Purpose: : In previous study, we confirmed that the retinas in oxygen-induced retinopathy (OIR) rats as an experimental model of retinopathy of prematurity at postnatal (P) 18 show most severe retinal neovascular pathology. We here investigated expression of Growth-associated pretein(GAP)-43 and phospho-GAP-43 in retina of OIR rats at P18. We also examined the effect of triamcinolone acetonide (TA), a corticosteroid, on the expression of GAP-43 and phospho-GAP-43

Methods: : OIR was induced by exposure of hyperoxia to SD rats from P2 to P14 and then returned to normoxic conditions. TA was intravitreal-injected once into the right eye of OIR rats at P15. GAP-43 mRNA at P18 were determined by Reverse transcription-polymerase chain reaction (RT-PCR). Quantitative and morphological changes of GAP-43 and phospho-GAP-43 at P18 were assessed by western blot and immunohistochemical analyses.

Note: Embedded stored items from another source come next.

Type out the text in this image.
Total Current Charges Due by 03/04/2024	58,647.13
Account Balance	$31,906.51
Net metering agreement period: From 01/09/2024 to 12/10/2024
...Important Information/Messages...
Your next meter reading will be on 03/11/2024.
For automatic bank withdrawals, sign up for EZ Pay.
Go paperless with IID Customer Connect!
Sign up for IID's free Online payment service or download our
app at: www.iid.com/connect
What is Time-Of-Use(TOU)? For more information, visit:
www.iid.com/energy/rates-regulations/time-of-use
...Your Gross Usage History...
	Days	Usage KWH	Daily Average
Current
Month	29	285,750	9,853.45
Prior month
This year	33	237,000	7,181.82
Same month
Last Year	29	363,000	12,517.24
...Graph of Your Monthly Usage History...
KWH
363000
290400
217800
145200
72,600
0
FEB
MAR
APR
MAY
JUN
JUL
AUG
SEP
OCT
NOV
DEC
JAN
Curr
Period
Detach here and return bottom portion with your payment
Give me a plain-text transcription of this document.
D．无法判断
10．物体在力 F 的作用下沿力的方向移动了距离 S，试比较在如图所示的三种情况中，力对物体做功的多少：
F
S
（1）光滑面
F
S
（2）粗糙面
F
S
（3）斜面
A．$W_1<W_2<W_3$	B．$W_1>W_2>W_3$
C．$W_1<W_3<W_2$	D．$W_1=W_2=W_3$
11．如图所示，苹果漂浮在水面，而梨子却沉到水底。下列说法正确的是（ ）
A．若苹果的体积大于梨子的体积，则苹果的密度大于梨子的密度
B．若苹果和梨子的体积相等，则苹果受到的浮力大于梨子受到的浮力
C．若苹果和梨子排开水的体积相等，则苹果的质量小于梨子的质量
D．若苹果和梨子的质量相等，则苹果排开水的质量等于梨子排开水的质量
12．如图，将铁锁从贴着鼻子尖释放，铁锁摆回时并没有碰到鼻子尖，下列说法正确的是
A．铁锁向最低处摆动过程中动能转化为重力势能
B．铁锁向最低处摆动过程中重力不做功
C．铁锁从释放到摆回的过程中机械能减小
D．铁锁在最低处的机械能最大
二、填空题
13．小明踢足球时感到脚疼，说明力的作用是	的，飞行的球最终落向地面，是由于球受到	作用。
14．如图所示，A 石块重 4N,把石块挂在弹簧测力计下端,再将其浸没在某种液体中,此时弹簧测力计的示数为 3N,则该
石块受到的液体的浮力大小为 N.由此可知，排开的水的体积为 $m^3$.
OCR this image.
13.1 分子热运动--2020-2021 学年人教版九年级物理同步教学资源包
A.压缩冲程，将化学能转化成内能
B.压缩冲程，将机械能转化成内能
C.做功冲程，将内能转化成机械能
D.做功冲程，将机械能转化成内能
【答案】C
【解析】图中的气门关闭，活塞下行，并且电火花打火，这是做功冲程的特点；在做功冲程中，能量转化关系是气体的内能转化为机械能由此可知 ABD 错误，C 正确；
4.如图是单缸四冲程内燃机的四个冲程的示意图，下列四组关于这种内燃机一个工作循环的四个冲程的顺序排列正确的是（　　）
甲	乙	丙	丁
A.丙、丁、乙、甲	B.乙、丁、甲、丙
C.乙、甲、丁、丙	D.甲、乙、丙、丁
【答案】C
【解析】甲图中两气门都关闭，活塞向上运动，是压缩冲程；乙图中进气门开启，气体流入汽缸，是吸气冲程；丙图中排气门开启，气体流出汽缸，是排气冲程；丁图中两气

Results: : As well as GAP-43 mRNA, GAP-43 and phospho-GAP-43 protein levels increased in the retinas of OIR rats at P18 compared with the control. TA reduced the expression of GAP-43 mRNA and the protein levels of GAP-43 and phospho-GAP-43. GAP-43-immunoreactivity (IR) appeared strongly in the inner plexiform layer (IPL) and was greater in the OIR rat retinas than the control. Phospho-GAP-43-IR was positive in the inner retinal layers and showed an great increase in the ganglion cell layer (GCL), the IPL, and outer photoreceptor segments in the OIR rat retinas compared with the control.

Conclusions: : These data suggest that the expression of GAP-43 and phopho-GAP-43 may involve in vasoproliferative retinopathy. Downregulation of GAP-43 and phospho-GAP-43 induced by TA may play a role in the course.